Re: ISSUE-30 longdesc Re: Clarification of rational for deprecation...

Charles McCathieNevile wrote:

> Could someone with access to the issue tracker please raise an issue 
> for whether longdesc should be deprecated?
Done. Since your name was one of the options for "Raised by" I selected 
that. I hope this is the right thing to do and not seen as me putting 
words in your mouth (perhaps someone could clarify that for me? I was 
working on the assumption that "Raised By" would be fixed to the login 
name if that was always the right thing to do.)
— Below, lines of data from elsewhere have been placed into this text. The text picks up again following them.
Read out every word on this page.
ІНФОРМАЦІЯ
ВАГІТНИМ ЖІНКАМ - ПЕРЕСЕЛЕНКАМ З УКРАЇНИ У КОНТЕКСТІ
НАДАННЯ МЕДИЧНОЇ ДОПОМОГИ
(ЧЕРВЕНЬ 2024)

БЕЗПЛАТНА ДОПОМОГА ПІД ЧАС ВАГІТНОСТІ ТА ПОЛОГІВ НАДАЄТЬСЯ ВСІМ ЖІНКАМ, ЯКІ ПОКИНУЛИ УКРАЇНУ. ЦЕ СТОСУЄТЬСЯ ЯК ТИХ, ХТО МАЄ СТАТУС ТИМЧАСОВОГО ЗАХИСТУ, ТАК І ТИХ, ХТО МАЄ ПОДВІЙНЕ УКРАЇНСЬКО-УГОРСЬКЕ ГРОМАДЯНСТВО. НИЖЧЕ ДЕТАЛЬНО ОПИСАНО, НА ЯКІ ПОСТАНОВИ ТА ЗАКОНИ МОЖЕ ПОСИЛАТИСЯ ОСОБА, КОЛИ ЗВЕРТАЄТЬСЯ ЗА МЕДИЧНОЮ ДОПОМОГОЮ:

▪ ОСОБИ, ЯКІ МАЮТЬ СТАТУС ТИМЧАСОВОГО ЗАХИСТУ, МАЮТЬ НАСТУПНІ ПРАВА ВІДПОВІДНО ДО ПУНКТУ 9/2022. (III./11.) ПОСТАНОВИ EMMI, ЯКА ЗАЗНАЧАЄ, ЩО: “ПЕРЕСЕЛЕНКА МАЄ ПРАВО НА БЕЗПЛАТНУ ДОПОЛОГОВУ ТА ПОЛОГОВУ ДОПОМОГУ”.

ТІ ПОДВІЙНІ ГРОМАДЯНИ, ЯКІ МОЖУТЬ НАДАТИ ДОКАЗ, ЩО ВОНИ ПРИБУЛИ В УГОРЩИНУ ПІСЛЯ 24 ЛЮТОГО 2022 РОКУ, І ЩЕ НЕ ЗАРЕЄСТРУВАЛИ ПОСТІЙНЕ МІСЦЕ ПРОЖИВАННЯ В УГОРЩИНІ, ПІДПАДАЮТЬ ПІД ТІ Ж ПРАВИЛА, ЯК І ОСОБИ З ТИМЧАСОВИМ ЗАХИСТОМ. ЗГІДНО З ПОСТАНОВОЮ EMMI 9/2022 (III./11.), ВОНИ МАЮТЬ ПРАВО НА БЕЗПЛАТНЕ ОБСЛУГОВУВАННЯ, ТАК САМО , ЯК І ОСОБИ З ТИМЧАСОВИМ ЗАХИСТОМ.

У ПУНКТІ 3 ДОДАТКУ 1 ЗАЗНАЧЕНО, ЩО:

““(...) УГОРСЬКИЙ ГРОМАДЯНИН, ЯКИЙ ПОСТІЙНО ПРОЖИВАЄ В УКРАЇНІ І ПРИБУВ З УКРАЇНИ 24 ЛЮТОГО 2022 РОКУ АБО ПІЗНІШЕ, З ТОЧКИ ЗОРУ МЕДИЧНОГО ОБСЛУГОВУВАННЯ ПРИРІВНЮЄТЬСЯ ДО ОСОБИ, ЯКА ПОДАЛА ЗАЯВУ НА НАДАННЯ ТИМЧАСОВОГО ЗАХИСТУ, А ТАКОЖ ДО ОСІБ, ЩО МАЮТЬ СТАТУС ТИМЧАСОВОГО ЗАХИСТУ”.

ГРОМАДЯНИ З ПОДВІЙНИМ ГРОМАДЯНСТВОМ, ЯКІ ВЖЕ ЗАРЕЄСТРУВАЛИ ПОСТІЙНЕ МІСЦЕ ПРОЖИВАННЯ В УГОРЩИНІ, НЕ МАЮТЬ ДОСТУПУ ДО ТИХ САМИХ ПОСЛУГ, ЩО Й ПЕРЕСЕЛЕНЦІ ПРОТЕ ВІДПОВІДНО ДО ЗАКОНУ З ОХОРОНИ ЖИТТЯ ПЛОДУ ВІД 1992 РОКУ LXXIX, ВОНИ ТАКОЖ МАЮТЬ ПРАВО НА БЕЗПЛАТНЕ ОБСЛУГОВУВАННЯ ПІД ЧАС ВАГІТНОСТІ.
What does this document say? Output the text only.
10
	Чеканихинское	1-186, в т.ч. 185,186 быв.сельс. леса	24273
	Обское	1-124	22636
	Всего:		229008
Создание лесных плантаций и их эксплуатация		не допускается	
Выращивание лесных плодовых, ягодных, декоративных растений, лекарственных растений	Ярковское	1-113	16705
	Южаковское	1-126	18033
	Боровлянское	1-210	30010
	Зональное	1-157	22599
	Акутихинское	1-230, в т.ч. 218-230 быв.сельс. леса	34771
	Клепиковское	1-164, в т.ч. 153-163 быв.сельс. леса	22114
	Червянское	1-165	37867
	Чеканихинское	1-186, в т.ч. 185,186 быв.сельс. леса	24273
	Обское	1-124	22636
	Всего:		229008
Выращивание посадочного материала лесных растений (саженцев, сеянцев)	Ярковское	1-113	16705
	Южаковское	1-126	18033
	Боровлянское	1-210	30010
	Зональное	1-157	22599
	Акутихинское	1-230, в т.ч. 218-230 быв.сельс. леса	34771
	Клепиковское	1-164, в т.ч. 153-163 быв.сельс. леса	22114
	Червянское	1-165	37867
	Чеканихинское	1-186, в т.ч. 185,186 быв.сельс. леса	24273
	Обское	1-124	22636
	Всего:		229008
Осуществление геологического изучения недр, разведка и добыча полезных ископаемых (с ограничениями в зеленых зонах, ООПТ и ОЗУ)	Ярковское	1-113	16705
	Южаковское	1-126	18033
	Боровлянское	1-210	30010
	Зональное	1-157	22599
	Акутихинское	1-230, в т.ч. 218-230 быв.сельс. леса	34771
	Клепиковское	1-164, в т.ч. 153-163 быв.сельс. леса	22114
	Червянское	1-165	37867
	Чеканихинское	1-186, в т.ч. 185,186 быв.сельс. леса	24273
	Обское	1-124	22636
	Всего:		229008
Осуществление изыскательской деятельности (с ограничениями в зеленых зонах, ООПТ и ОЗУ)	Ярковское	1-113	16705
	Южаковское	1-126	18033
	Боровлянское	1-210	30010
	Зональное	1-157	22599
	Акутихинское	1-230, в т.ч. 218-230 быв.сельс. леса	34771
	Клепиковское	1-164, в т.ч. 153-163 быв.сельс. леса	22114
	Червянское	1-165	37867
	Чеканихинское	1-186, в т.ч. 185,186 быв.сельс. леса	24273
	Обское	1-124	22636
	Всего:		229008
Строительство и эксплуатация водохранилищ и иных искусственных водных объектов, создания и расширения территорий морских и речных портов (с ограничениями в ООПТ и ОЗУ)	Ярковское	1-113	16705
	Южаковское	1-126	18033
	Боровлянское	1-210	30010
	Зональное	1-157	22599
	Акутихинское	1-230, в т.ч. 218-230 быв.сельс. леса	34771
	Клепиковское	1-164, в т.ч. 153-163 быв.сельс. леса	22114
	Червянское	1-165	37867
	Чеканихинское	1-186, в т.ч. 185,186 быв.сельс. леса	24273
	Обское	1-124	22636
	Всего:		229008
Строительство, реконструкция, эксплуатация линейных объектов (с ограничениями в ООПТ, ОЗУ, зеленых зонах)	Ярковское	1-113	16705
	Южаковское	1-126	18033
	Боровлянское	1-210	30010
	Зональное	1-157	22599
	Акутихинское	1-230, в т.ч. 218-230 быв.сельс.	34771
> Actually, I disagree on this. In our own research into about a million 
> pages we came up with a low usage of longdesc - a bit less than one 
> per cent of pages. And of that usage, something like half to 
> two-thirds was totally useless.
(It would be interesting to have a little more information of the 
methodology used in your research, e.g. how you chose the sites)
> But I draw a different conclusion on what that actually means to 
> users. Most users don't care about longdesc, they look at the picture, 
> and don't even know if it has a long description, so the longdesc 
> attribute value has exactly zero relevance to them. Of the few users 
> who rely on it, or benefit substantially from it (who are currently 
> primarily screen reader users - along with iCab users they are the 
> only people with ready access to tthe functionality anyway) most are 
> in a position where something that works 20% of the time is better 
> than something that doesn't work at all, since they do not get an 
> alternative.
I think this 20% number is misleading in describing how often longdesc 
"works"; unless I have understood incorrectly, 20% represents, in terms 
of a conditional probability
P(longdesc is useful | longdesc exists)
whereas the interesting number is something closer to
P(longdesc is useful | longdesc is needed)
actually even this might not be quite right, because one can always 
argue about the definition of the word "needed" here. Taking the 
position that a longdesc is only "needed" if there is no reasonable way 
to convey the information in HTML 4 without using longdesc (i.e. the 
information is so important that it is required to understand the page 
but cannot reasonably be displayed to a sighted user or either inline of 
via a link), there might be difficulty calculating this probability due 
to lack of cases. Taking the opposite extreme and assuming longdesc is 
needed every time there is an image that benefits from further 
explanation then this secong probability is clearly much much less than 
the first.
> There are a number of cases where it would be easy to provide 
> longdesc. One example is sites that provide walking or driving 
> directions both as a map and as a textual explanation of the route 
> (yes, I do ask blind friends to get me driving directions to somewhere 
> and blind people do give driving directions to their house, favourite 
> pub, etc). While I suspect most site authors will not do this in the 
> coming 5 years, helpful usage of the attribute has certainly increased 
> dramatically over the last 10 despite there being no way to access its 
> content for half that time.
I don't understand why longdesc is useful here. If the site provides 
both text and a map (which it should because the text is beneficial to 
everyone) there is no obvious requirement for an invisible indicator 
that the text is an alternative to the map; the screenreader can jut 
ignore the map and read the text.
>>> Surely even new and hitherto undreamed of attributes and elements are
>>> potentially as susceptible to misuse - but is this a solid reason for
>>> not developing them?
>>
>> We must design a language that is more likely to be used correctly than
>> wrongly, yes.
>
> I don't think this is an accurate statement of the requirement. We 
> should design a language that leads to its correct use. We ust design 
> a language that supports the needs of its users. (In the Design 
> Principles, the one about relative importance of audiences is relevant 
> here - if it is harder for users to understand what is happening 
> without longdescs than it is for authors to get them right, then 
> longdesc makes more sense. Other relevant points include backward 
> compatibility, universal access, and paving cowpaths - in this case a 
> body of work and tools explaining to authors and tool developers how 
> to add descriptions to existing content).
As a slight aside the Priority of Constituencies design principle should 
probably mention that it's generally not possible to separate things 
cleanly between users/authors/implementors. For example there's no point 
in introducing a change that implementors won't implement, even though 
it would help end users.

However, in this case it's not at all clear to me that @longdesc does 
benefit users because it's not clear that encouraging the alternative as 
best practice (solutions involving visible content accessible to all 
users) wouldn't help the people who supposedly need @longdesc more 
often. To extend the cowpath metaphor a little, it's like one of those 
times when you see a track that looks like a path but as you wander down 
it it rapidly gets fainter until it disappears into a tangle to 
brambles. At this point the right thing to do is probably to turn back 
and look for a different, more passable, route to our destination.